I wait for her to talk. To tell me she found my red notebook in its hiding place upstairs and pieced everything together. To call me out with such direct questions, I won’t have a choice but to tell her everything. It will come out sloppy and rushed, possibly as a single run-on sentence with very few breaths in between, but the words will be out there and I won’t be able to take them back. And my grandmother will become the fifth person in the world to know who I am and what I can do.

“I was just going to ask if you needed a place to stay when you visit. Your room is still available. If you want it.”

I suck in some air, feeling disappointment that I didn’t expect. “Yeah. Sure,” I say. “That’d be great.”

“Good. I haven’t rented it out yet. I’d certainly prefer it to go to…” She pauses. Say the words. Say, “my grandson.” Tell me you know who I am. Instead she finishes her sentence with “someone I already know.”

She stands up and I do the same. I comb my hair off my forehead and cast my eyes down at the ground. Tell her.

“Maggie…” I say.

Her head springs up. “Yes?”

“I’m…” I can’t do it. I can’t say it. If she already knew about me, that would be one thing. But she doesn’t. At least, I don’t think she does. “I’m not supposed to be here.”

And there it is, that warm smile I remember so well. “And yet, you came back,” she says as she reaches over and grips my arm high up by my shoulder and gives it a reassuring squeeze. Maybe that’s her way of giving me permission to not tell her. Or maybe I’m just looking to be let off the hook.

“I’m going to go get some sheets for your bed,” she says. “All of your clothes are boxed up in the attic. You can put everything back where it belongs.”

She starts to leave the room, and for some reason I start talking about logistics. “I’ll pay you the same amount, of course. Even though I won’t be here as often.”

She’s walking away, but I can hear her clearly. “It’s your room, Bennett.

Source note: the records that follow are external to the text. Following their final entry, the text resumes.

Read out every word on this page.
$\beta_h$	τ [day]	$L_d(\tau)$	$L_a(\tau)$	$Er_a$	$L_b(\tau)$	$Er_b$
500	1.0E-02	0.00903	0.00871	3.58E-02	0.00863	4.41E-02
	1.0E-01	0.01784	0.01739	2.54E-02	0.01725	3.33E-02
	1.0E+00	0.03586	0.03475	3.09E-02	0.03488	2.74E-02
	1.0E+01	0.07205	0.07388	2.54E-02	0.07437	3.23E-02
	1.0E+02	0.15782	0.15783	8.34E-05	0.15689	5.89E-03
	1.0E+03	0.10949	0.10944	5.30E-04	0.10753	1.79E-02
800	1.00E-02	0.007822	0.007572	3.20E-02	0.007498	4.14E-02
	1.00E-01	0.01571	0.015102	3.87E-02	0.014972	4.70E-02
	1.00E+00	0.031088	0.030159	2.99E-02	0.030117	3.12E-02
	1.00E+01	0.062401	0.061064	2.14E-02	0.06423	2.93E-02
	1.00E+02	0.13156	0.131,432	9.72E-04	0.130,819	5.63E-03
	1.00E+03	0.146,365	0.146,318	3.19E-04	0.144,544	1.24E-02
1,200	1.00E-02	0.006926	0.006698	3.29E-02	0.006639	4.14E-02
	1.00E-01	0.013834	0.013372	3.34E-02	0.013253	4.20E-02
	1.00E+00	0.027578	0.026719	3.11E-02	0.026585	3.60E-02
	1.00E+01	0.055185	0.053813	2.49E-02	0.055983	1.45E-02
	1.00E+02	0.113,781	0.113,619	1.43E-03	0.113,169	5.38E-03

Come as often as you like and stay as long as you want to.” Then she stops and turns around. “You should decorate it a bit too. Hang up some posters or something. Make it your own.”

* * *

Three hours later, I’ve reassembled my bedroom at Maggie’s so it looks exactly the way I left it, a process which has left me soaked in sweat from hauling boxes from a 120-degree attic into a 105-degree bedroom. How can she not have air-conditioning?

As I suspected, my clothing options here are limited to long-sleeved flannels, concert tees, and an assortment of thick sweaters. I dig around in my backpack for a clean shirt and a pair of underwear, and then shuffle across the hallway.